The first is that in the past few years I have delved much deeper into the matrix of Hindu thought and its sensuousness of worship. It is still not my main guiding compass, but I find an inner delight and inner compatibility, plus plenty of room for me to maintain my own unique approach - ie no constraint in my primary intent.
But as I go deeper, I am made aware just how different it is to western thought patterns. Hindus swim in their religion, and the ocean they swim in is filled with the most fantastic colour and shapes. They swim with every part of their being, they touch, they taste, they smell, they wallow in the sensuous immediacy of the gods, in all their horror and glory. There is nothing in the west to equate with this complete self-consumption within their sacred-secular world.
I can see that this full-on approach in a phantasmogorical world is profoundly disturbing to the foundation of the western mind.
The second, is the recent events, where a certain member of our group, perhaps bit off too much too soon. This has been a lesson to me, that anyone opening themselves to the Hindu world, should go very slowly, and ensure digestion is complete after each bite.

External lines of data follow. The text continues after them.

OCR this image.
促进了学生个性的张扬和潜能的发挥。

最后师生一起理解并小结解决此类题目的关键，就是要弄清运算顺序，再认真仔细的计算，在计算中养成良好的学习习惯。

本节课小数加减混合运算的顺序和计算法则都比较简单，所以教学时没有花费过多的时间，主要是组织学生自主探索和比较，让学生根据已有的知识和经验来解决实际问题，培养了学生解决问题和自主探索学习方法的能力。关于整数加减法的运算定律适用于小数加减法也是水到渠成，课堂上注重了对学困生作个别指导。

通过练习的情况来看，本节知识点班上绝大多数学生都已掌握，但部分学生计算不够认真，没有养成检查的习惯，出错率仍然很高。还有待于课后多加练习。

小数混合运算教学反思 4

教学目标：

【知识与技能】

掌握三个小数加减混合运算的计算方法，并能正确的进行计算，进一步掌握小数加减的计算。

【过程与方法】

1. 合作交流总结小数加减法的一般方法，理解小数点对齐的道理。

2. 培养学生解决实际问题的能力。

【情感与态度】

So I place this warning here, that Hinduism may look like a lot of fun, but it presupposes a whole new way of stabilization. I would suggest Buddhism is sufficiently disturbing - it carries the deepest challenges within it, while avoiding the festival of the fantastic. And if you want a little of that, then Tibetan Buddhism is a good medium point. Just remember that Buddhism grew out of Hinduism, and slippery slides run all the way down from the Himalayas into the cess-pit of the Vedic orgy.